Вот это вы должны перепечатать (протягивает Мише толстую черную тетрадь). Первая часть этой рукописи - мой духовный дневник. Мой путь к Богу. Да, раньше я был большим грешником - пил “по-черному”, употреблял наркотики, кололся... ну и прочая скверна, о чем лучше не вспоминать. Но Господь сжалился надо мной и дал мне время для покаяния.
А здесь самое главное, — вторая часть моих записок, - то, что мне было открыто Духом Святым. Озаглавлена "Под пятой семиглавого Зверя". Здесь - толкование Апокалипсиса. Особенно тех глав, что гласят о последних временах, пришествии Антихриста, Страшном Суде, тысячелетнем царстве святых... Да., неведомым промыслом мне было дано проникнуть в смысл образов и символов Тайновидца Иоанна, и даже было дано большее - вычислить, буквально арифметически, с логарифмической линейкой в руках рассчитать “времена и сроки”, вплоть до календарных дат.

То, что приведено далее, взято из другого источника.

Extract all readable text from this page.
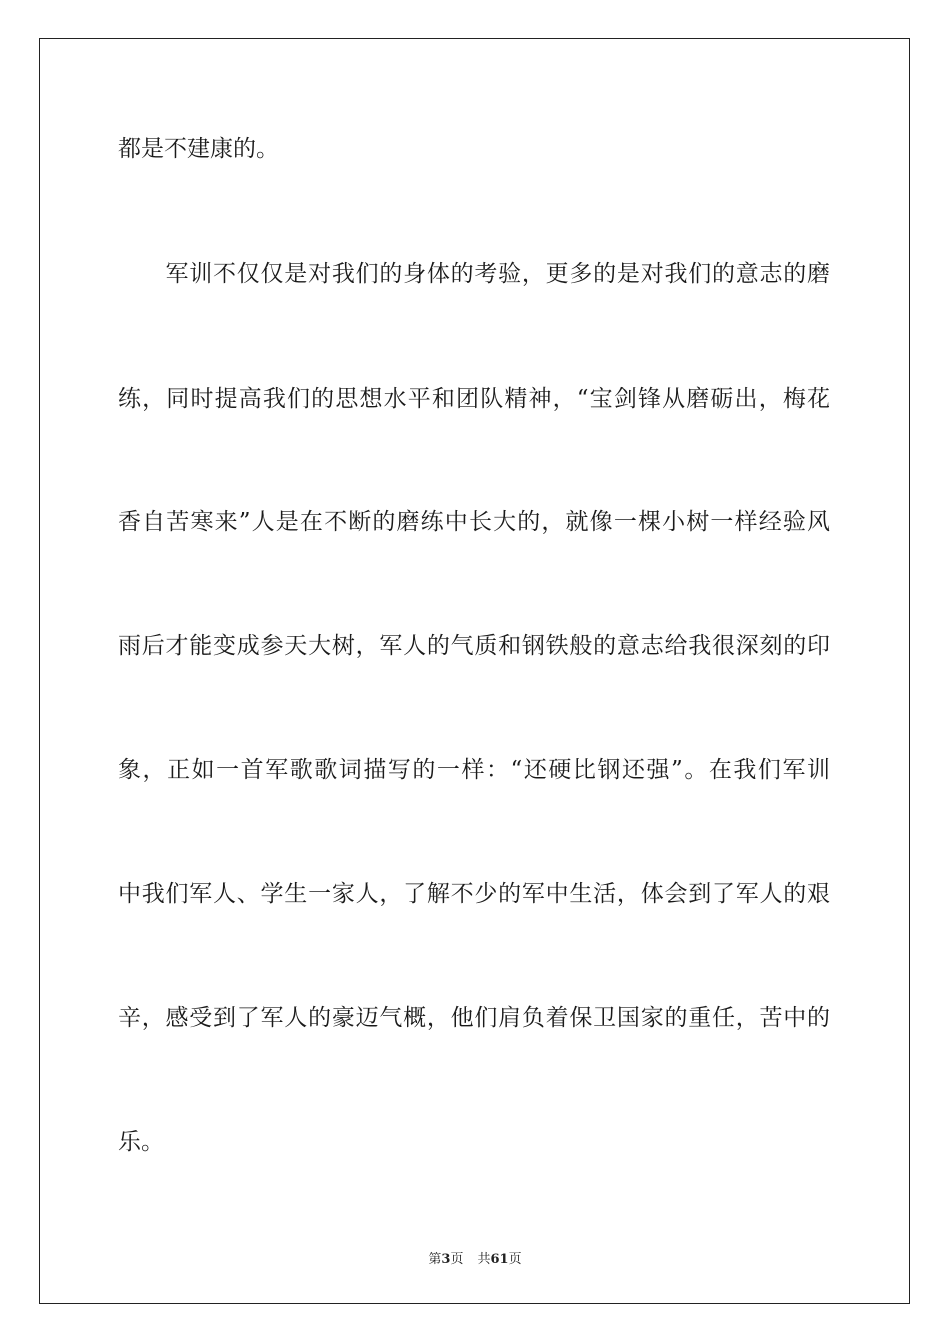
都是不建康的。
　　军训不仅仅是对我们的身体的考验，更多的是对我们的意志的磨
练，同时提高我们的思想水平和团队精神，“宝剑锋从磨砺出，梅花
香自苦寒来”人是在不断的磨练中长大的，就像一棵小树一样经验风
雨后才能变成参天大树，军人的气质和钢铁般的意志给我很深刻的印
象，正如一首军歌歌词描写的一样：“还硬比钢还强”。在我们军训
中我们军人、学生一家人，了解不少的军中生活，体会到了军人的艰
辛，感受到了军人的豪迈气概，他们肩负着保卫国家的重任，苦中的
乐。
第3页 共61页
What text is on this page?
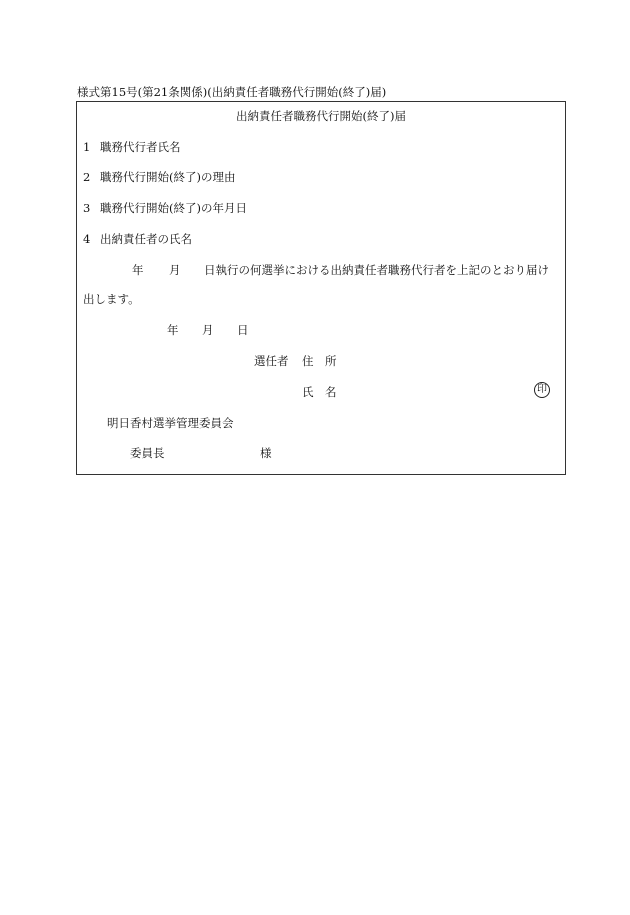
様式第15号(第21条関係)(出納責任者職務代行開始(終了)届)
出納責任者職務代行開始(終了)届
1 職務代行者氏名
2 職務代行開始(終了)の理由
3 職務代行開始(終了)の年月日
4 出納責任者の氏名
年 月 日執行の何選挙における出納責任者職務代行者を上記のとおり届け
出します。
年 月 日
選任者 住　所
氏　名	印
明日香村選挙管理委員会
委員長	様
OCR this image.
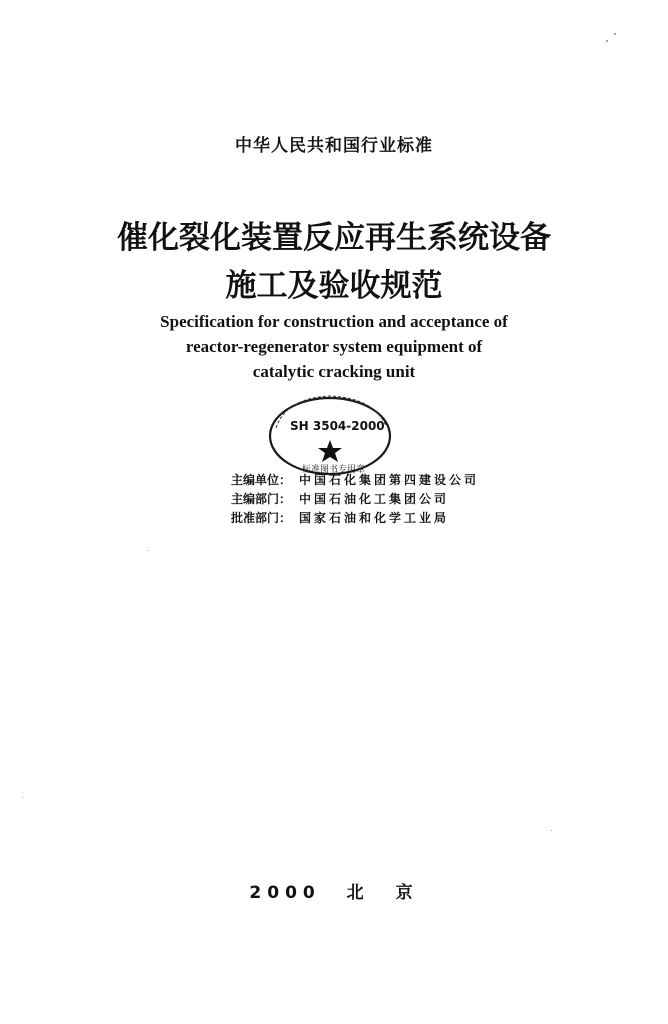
中华人民共和国行业标准
催化裂化装置反应再生系统设备
施工及验收规范
Specification for construction and acceptance of
reactor-regenerator system equipment of
catalytic cracking unit
SH 3504-2000
标准图书专用章
主编单位： 中国石化集团第四建设公司
主编部门： 中国石油化工集团公司
批准部门： 国家石油和化学工业局
2000 北 京
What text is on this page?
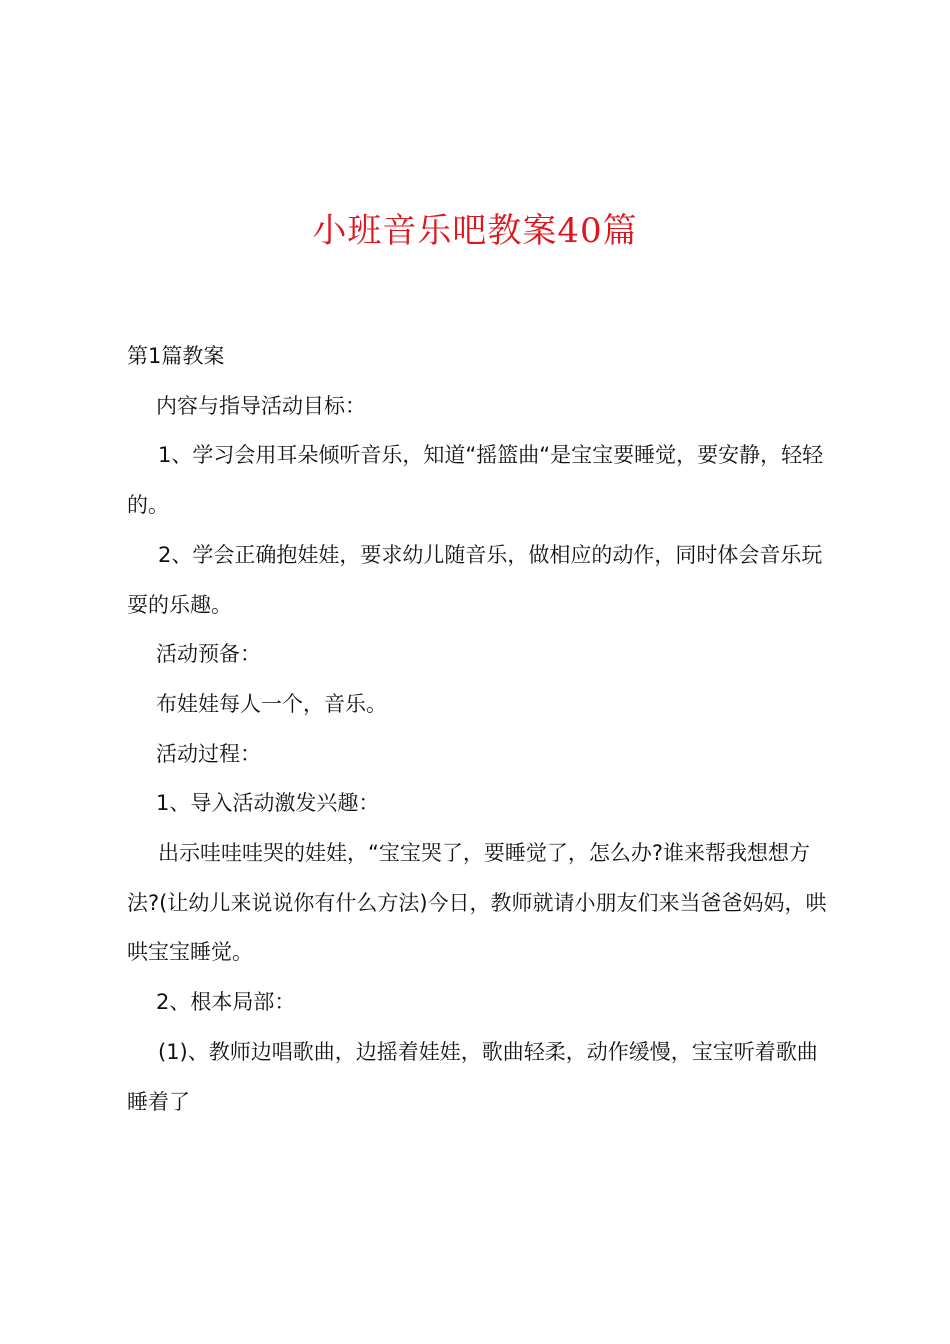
小班音乐吧教案40篇

第1篇教案

内容与指导活动目标：

1、学习会用耳朵倾听音乐，知道“摇篮曲“是宝宝要睡觉，要安静，轻轻的。

2、学会正确抱娃娃，要求幼儿随音乐，做相应的动作，同时体会音乐玩耍的乐趣。

活动预备：

布娃娃每人一个，音乐。

活动过程：

1、导入活动激发兴趣：

出示哇哇哇哭的娃娃，“宝宝哭了，要睡觉了，怎么办?谁来帮我想想方法?(让幼儿来说说你有什么方法)今日，教师就请小朋友们来当爸爸妈妈，哄哄宝宝睡觉。

2、根本局部：

(1)、教师边唱歌曲，边摇着娃娃，歌曲轻柔，动作缓慢，宝宝听着歌曲睡着了
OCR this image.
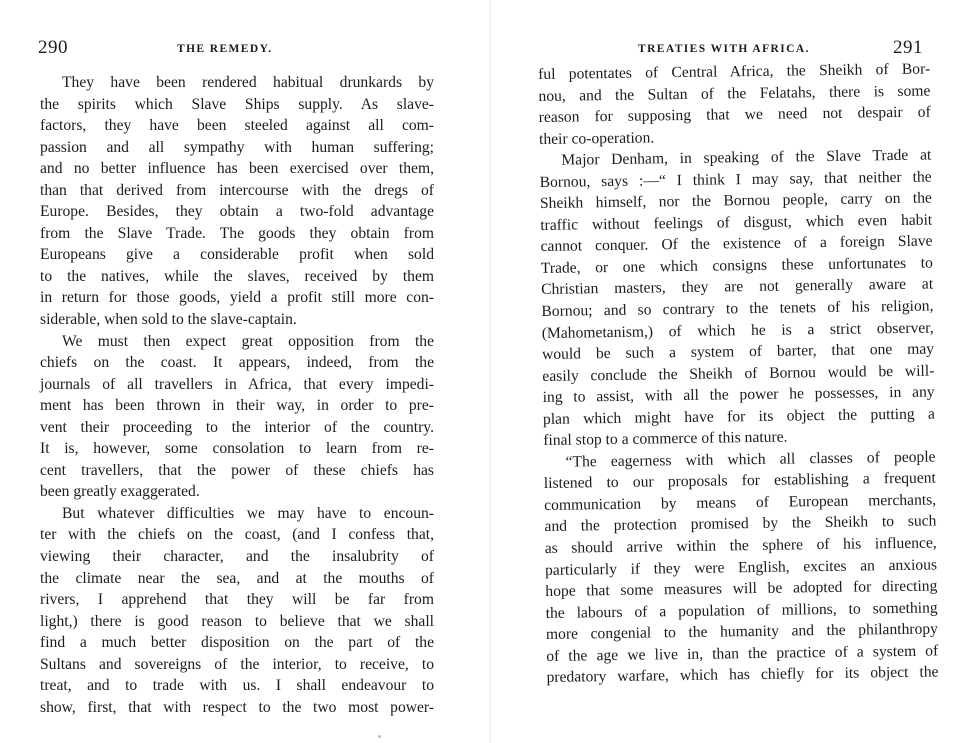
290	THE REMEDY.
They have been rendered habitual drunkards by
the spirits which Slave Ships supply. As slave-
factors, they have been steeled against all com-
passion and all sympathy with human suffering;
and no better influence has been exercised over them,
than that derived from intercourse with the dregs of
Europe. Besides, they obtain a two-fold advantage
from the Slave Trade. The goods they obtain from
Europeans give a considerable profit when sold
to the natives, while the slaves, received by them
in return for those goods, yield a profit still more con-
siderable, when sold to the slave-captain.
We must then expect great opposition from the
chiefs on the coast. It appears, indeed, from the
journals of all travellers in Africa, that every impedi-
ment has been thrown in their way, in order to pre-
vent their proceeding to the interior of the country.
It is, however, some consolation to learn from re-
cent travellers, that the power of these chiefs has
been greatly exaggerated.
But whatever difficulties we may have to encoun-
ter with the chiefs on the coast, (and I confess that,
viewing their character, and the insalubrity of
the climate near the sea, and at the mouths of
rivers, I apprehend that they will be far from
light,) there is good reason to believe that we shall
find a much better disposition on the part of the
Sultans and sovereigns of the interior, to receive, to
treat, and to trade with us. I shall endeavour to
show, first, that with respect to the two most power-
TREATIES WITH AFRICA.	291
ful potentates of Central Africa, the Sheikh of Bor-
nou, and the Sultan of the Felatahs, there is some
reason for supposing that we need not despair of
their co-operation.
Major Denham, in speaking of the Slave Trade at
Bornou, says :—“ I think I may say, that neither the
Sheikh himself, nor the Bornou people, carry on the
traffic without feelings of disgust, which even habit
cannot conquer. Of the existence of a foreign Slave
Trade, or one which consigns these unfortunates to
Christian masters, they are not generally aware at
Bornou; and so contrary to the tenets of his religion,
(Mahometanism,) of which he is a strict observer,
would be such a system of barter, that one may
easily conclude the Sheikh of Bornou would be will-
ing to assist, with all the power he possesses, in any
plan which might have for its object the putting a
final stop to a commerce of this nature.
“The eagerness with which all classes of people
listened to our proposals for establishing a frequent
communication by means of European merchants,
and the protection promised by the Sheikh to such
as should arrive within the sphere of his influence,
particularly if they were English, excites an anxious
hope that some measures will be adopted for directing
the labours of a population of millions, to something
more congenial to the humanity and the philanthropy
of the age we live in, than the practice of a system of
predatory warfare, which has chiefly for its object the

Как мне это удалось?! Вы сами все узнаете из этой тетради!
Миша. А вы разве не знаете, что еще лет 700 - 800 назад Церковь на одном из своих соборов запретила заниматься толкованиями Откровения Иоанна? Потому что в Писании сказано: “Никто не знает ни дня. ни часа сего... только Отец Небесный”.
Игорь. А откуда вы знаете про Собор-то? Ах, это вам духовник рассказывал? Не всякому духовнику можно верить. Вы бы лучше отца Павла спросили. Такого Собора в Православии не было, я этот вопрос особо изучил. Был какой-то латинский собор, в связи с учением Иоахима Флорского и его так называемой ересью хилиазма (хотя это совсем не ересь), ну да католики нам не указ.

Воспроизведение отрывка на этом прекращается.